The registrar said, “Do you, Sujata, accept Vijay as your husband?”
“I do.”
Less than five minutes later, the register was signed and the formalities complete. One of the women in the audience showered the couple with rose petals. The pink confetti softened the harsh office. As the pair went past, Pari called out, “Congratulations!”
The brid
e turned towards her and gave her a wide smile. Before the young woman could say anything, one of the matrons in the family looked at Pari with horror and stepped in front of the bride, speaking to her but with her eyes on Pari. “Don’t say a word,” she said in a harsh whisper. “It is bad luck. Don’t begin your married life by talking to the witch. These office people should have more sense than to let inauspicious widows in when there’s a wedding taking place.”
The other family members looked alarmed and speeded up their pace.
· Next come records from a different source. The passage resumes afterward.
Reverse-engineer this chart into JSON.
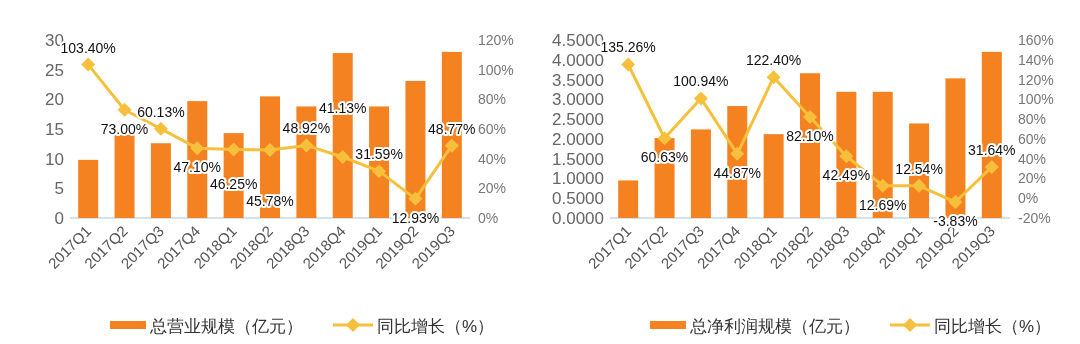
{
  "chart_data": [
    {
      "type": "bar",
      "categories": [
        "2017Q1",
        "2017Q2",
        "2017Q3",
        "2017Q4",
        "2018Q1",
        "2018Q2",
        "2018Q3",
        "2018Q4",
        "2019Q1",
        "2019Q2",
        "2019Q3"
      ],
      "ylim": [
        0,
        30
      ],
      "yticks": [
        0,
        5,
        10,
        15,
        20,
        25,
        30
      ],
      "y2lim": [
        0,
        120
      ],
      "y2ticks": [
        {
          "value": 0,
          "label": "0%"
        },
        {
          "value": 20,
          "label": "20%"
        },
        {
          "value": 40,
          "label": "40%"
        },
        {
          "value": 60,
          "label": "60%"
        },
        {
          "value": 80,
          "label": "80%"
        },
        {
          "value": 100,
          "label": "100%"
        },
        {
          "value": 120,
          "label": "120%"
        }
      ],
      "legend": "bottom",
      "marker": "diamond",
      "series": [
        {
          "name": "总营业规模（亿元）",
          "color": "#f58220",
          "values": [
            9.8,
            14.0,
            12.6,
            19.7,
            14.3,
            20.5,
            18.8,
            27.8,
            18.8,
            23.1,
            28.0
          ]
        },
        {
          "name": "同比增长（%）",
          "type": "line",
          "axis": "y2",
          "color": "#f7c03c",
          "values": [
            103.4,
            73.0,
            60.13,
            47.1,
            46.25,
            45.78,
            48.92,
            41.13,
            31.59,
            12.93,
            48.77
          ],
          "value_labels": [
            "103.40%",
            "73.00%",
            "60.13%",
            "47.10%",
            "46.25%",
            "45.78%",
            "48.92%",
            "41.13%",
            "31.59%",
            "12.93%",
            "48.77%"
          ]
        }
      ]
    },
    {
      "type": "bar",
      "categories": [
        "2017Q1",
        "2017Q2",
        "2017Q3",
        "2017Q4",
        "2018Q1",
        "2018Q2",
        "2018Q3",
        "2018Q4",
        "2019Q1",
        "2019Q2",
        "2019Q3"
      ],
      "ylim": [
        0,
        4.5
      ],
      "yticks": [
        {
          "value": 0,
          "label": "0.0000"
        },
        {
          "value": 0.5,
          "label": "0.5000"
        },
        {
          "value": 1,
          "label": "1.0000"
        },
        {
          "value": 1.5,
          "label": "1.5000"
        },
        {
          "value": 2,
          "label": "2.0000"
        },
        {
          "value": 2.5,
          "label": "2.5000"
        },
        {
          "value": 3,
          "label": "3.0000"
        },
        {
          "value": 3.5,
          "label": "3.5000"
        },
        {
          "value": 4,
          "label": "4.0000"
        },
        {
          "value": 4.5,
          "label": "4.5000"
        }
      ],
      "y2lim": [
        -20,
        160
      ],
      "y2ticks": [
        {
          "value": -20,
          "label": "-20%"
        },
        {
          "value": 0,
          "label": "0%"
        },
        {
          "value": 20,
          "label": "20%"
        },
        {
          "value": 40,
          "label": "40%"
        },
        {
          "value": 60,
          "label": "60%"
        },
        {
          "value": 80,
          "label": "80%"
        },
        {
          "value": 100,
          "label": "100%"
        },
        {
          "value": 120,
          "label": "120%"
        },
        {
          "value": 140,
          "label": "140%"
        },
        {
          "value": 160,
          "label": "160%"
        }
      ],
      "legend": "bottom",
      "marker": "diamond",
      "series": [
        {
          "name": "总净利润规模（亿元）",
          "color": "#f58220",
          "values": [
            0.95,
            2.02,
            2.24,
            2.83,
            2.12,
            3.66,
            3.19,
            3.19,
            2.39,
            3.53,
            4.2
          ]
        },
        {
          "name": "同比增长（%）",
          "type": "line",
          "axis": "y2",
          "color": "#f7c03c",
          "values": [
            135.26,
            60.63,
            100.94,
            44.87,
            122.4,
            82.1,
            42.49,
            12.69,
            12.54,
            -3.83,
            31.64
          ],
          "value_labels": [
            "135.26%",
            "60.63%",
            "100.94%",
            "44.87%",
            "122.40%",
            "82.10%",
            "42.49%",
            "12.69%",
            "12.54%",
            "-3.83%",
            "31.64%"
          ]
        }
      ]
    }
  ]
}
The bride averted her eyes.
Pari flinched as if she had been slapped. This kind of reaction was not uncommon, though most people didn’t realise quite this quickly that she was a widow. Was her widowhood tattooed on her forehead for all to see? Perhaps her dark clothes and lack of jewellery gave her away.
“How dare – ” began Rehman, moving towards their receding backs.
Pari put a hand on his arm. “It is OK, Rehman. Leave it.”
“No, it is not all right. I’ll make them apologise for hurting you.”
His anger warmed her. She wanted to tell him that she loved him for taking it so personally, but instead she said, “Let’s just go to the registrar. He is free now.”
She took out the papers from her handbag and passed them over to the official.
“Who were those people?” said Rehman, indicating the previous group with a jerk of his thumb.
“They are two big landlord families,” the registrar said. “The actual religious wedding is tomorrow but they wanted to apply for a US visa so they needed a wedding registration document.”
Before Rehman said anything more, Pari interrupted. “What do we care who they are? I want to get back to Vasu.”
The registrar flipped through the papers. “These documents have only the mothers name,” he said, and looked at Rehman. “What about the father?”
“That’s right,” said Pari. “I am adopting him. There is no need for a father.”
The official seemed confused. “I am not sure…” he began. He looked at Pari more carefully. “You two are not married.”